Еще день прошел, и я живой. Правильно немцев бьете, всю ночь бомбы сыпали, не знаю, как меня не задели. Крепко думаю за того немца, который наш. Скажу вам, чтоб знали про него, что мне сказали партизаны. Он подпольный немецкий коммунист. Вроде и еще есть такие между их солдат. Когда победите, вам партизаны про них скажут. А мы ж думали так, что все немцы нам враги. Правильно говорил замполит, что враги не немцы, а фашисты. Так, выходит, и есть. Вы фамилию у партизан узнайте, чтобы найти и поблагодарить.

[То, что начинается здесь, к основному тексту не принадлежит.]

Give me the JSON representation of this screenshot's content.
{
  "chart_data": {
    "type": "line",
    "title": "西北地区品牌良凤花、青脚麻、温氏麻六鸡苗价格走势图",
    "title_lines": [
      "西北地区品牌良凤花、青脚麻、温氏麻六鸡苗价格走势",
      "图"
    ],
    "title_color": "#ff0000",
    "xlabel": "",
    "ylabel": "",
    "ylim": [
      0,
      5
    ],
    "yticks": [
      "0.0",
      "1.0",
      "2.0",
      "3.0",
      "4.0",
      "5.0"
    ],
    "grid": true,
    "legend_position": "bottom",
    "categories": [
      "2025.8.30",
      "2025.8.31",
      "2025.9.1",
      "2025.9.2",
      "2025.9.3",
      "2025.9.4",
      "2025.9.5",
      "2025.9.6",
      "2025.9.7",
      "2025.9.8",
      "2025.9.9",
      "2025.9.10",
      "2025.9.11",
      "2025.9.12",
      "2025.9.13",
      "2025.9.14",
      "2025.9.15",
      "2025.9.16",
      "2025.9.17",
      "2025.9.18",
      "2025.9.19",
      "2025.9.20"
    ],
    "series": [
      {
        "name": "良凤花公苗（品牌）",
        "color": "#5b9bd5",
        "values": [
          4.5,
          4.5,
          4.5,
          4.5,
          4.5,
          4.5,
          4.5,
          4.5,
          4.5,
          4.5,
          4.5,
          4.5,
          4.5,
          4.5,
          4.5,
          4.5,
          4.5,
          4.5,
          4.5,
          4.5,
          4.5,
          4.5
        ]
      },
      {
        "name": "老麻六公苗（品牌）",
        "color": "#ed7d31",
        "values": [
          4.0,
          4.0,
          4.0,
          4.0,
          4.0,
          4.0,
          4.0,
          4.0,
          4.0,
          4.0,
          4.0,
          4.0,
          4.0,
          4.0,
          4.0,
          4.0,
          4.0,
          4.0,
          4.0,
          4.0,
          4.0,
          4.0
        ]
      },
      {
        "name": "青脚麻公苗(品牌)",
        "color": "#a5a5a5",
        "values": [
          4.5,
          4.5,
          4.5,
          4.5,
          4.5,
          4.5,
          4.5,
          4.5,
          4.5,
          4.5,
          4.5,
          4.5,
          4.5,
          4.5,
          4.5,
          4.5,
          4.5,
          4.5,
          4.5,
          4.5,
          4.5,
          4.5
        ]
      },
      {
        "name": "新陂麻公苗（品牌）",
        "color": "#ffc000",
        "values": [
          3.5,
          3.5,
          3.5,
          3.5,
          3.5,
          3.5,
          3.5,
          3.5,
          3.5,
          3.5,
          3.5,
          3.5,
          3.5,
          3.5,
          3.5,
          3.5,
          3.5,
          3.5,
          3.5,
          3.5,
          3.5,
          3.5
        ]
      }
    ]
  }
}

Мои пусть не плачут, скажите, что не один ведь я погибаю за наше правое дело, за нашу Советскую власть и коммунизм... Спорного фрица, которого сбил с С. Б. над Керчью, причислите всего ему, пусть ему накрасят звездочку, чего тут делить пополам. Он сбил, а не я. И Миша С. пусть на меня не дуется за такую жадность. Вольфсона предупредите еще раз насчет спецслужбистов, барахлил у меня высотомер. А Ваське Подольскому за пушки спасибо, стреляли, как часы. Эх, хоть бы раз еще так пострелять. Вот и все. Прощайте. Спойте мою любимую про варяга. Обнимаю всех. А кто передаст вам это, отдайте ему мою новую форму, все, что причитается за прошлый месяц и премию за последние 100 безаварийных, пусть там начфин не крутит - доверяю расписаться за них своему механику. Вот и все. Прощайте. И еще крепче бейте врагов. Да здравствует советский Крым".

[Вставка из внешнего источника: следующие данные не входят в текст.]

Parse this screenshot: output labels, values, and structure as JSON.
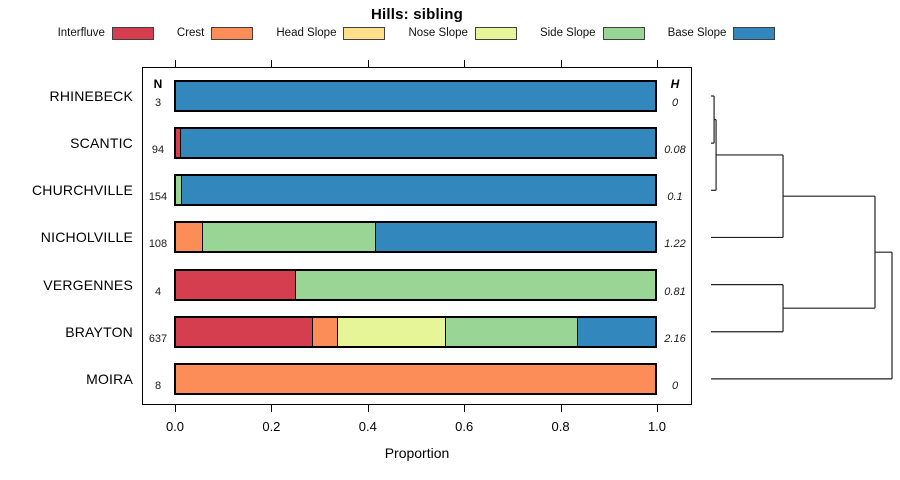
{
  "page": {
    "background": "#ffffff"
  },
  "chart_data": {
    "type": "bar",
    "variant": "horizontal-stacked-normalized",
    "title": "Hills: sibling",
    "xlabel": "Proportion",
    "xlim": [
      0,
      1
    ],
    "xticks": [
      "0.0",
      "0.2",
      "0.4",
      "0.6",
      "0.8",
      "1.0"
    ],
    "grid": false,
    "legend_position": "top",
    "legend": [
      {
        "label": "Interfluve",
        "color": "#D53E4F"
      },
      {
        "label": "Crest",
        "color": "#FC8D59"
      },
      {
        "label": "Head Slope",
        "color": "#FEE08B"
      },
      {
        "label": "Nose Slope",
        "color": "#E6F598"
      },
      {
        "label": "Side Slope",
        "color": "#99D594"
      },
      {
        "label": "Base Slope",
        "color": "#3288BD"
      }
    ],
    "columns": {
      "n_header": "N",
      "h_header": "H"
    },
    "rows": [
      {
        "name": "RHINEBECK",
        "n": "3",
        "h": "0",
        "segments": [
          {
            "cat": "Base Slope",
            "p": 1.0
          }
        ]
      },
      {
        "name": "SCANTIC",
        "n": "94",
        "h": "0.08",
        "segments": [
          {
            "cat": "Interfluve",
            "p": 0.011
          },
          {
            "cat": "Base Slope",
            "p": 0.989
          }
        ]
      },
      {
        "name": "CHURCHVILLE",
        "n": "154",
        "h": "0.1",
        "segments": [
          {
            "cat": "Side Slope",
            "p": 0.013
          },
          {
            "cat": "Base Slope",
            "p": 0.987
          }
        ]
      },
      {
        "name": "NICHOLVILLE",
        "n": "108",
        "h": "1.22",
        "segments": [
          {
            "cat": "Crest",
            "p": 0.056
          },
          {
            "cat": "Side Slope",
            "p": 0.361
          },
          {
            "cat": "Base Slope",
            "p": 0.583
          }
        ]
      },
      {
        "name": "VERGENNES",
        "n": "4",
        "h": "0.81",
        "segments": [
          {
            "cat": "Interfluve",
            "p": 0.25
          },
          {
            "cat": "Side Slope",
            "p": 0.75
          }
        ]
      },
      {
        "name": "BRAYTON",
        "n": "637",
        "h": "2.16",
        "segments": [
          {
            "cat": "Interfluve",
            "p": 0.287
          },
          {
            "cat": "Crest",
            "p": 0.052
          },
          {
            "cat": "Nose Slope",
            "p": 0.226
          },
          {
            "cat": "Side Slope",
            "p": 0.275
          },
          {
            "cat": "Base Slope",
            "p": 0.16
          }
        ]
      },
      {
        "name": "MOIRA",
        "n": "8",
        "h": "0",
        "segments": [
          {
            "cat": "Crest",
            "p": 1.0
          }
        ]
      }
    ],
    "dendrogram": {
      "description": "row clustering drawn right of plot, heights normalized 0-1",
      "merges": [
        {
          "id": "m1",
          "a": "leaf0",
          "b": "leaf1",
          "h": 0.017
        },
        {
          "id": "m2",
          "a": "m1",
          "b": "leaf2",
          "h": 0.028
        },
        {
          "id": "m3",
          "a": "m2",
          "b": "leaf3",
          "h": 0.398
        },
        {
          "id": "m4",
          "a": "leaf4",
          "b": "leaf5",
          "h": 0.398
        },
        {
          "id": "m5",
          "a": "m3",
          "b": "m4",
          "h": 0.906
        },
        {
          "id": "m6",
          "a": "m5",
          "b": "leaf6",
          "h": 1.0
        }
      ]
    }
  }
}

Это записка советского летчика, оказавшегося почти в безвыходном положении. Записка - отчет. Записка - исповедь. В ней боль и ненависть. Стремление жить и бороться. Благодарность партизанам и немцу-коммунисту, своим товарищам. Он, докладывая командованию, что с ним произошло, сохраняет "военную тайну": не называет номер полка, зашифровывает фамилии летчиков, скрывает, где находится аэродром.
Новоплянский установил, что это был летчик 790-го истребительного полка Павел Константинович Бабайлов, который 21 ноября 1943 года на ЛАГГ-3 в паре с ведомым вылетел с аэродрома у станицы Фанталовской на Тамани для выполнения задания по разведке в район северо-западнее Керчи. На свой аэродром не вернулся...
Ночью 23 ноября, он, собрав силы, вылез из воронки. Прислушался к редким выстрелам. Пополз на север - к берегу Азовского моря. Там на берегу заметил лодку, из которой вышли два немецких солдата. Выждал, пока они ушли, спустил лодку и поплыл на восток, стараясь держаться от берега подальше. Так он переплыл линию фронта и 24 ноября 1943 года возвратился в свою часть.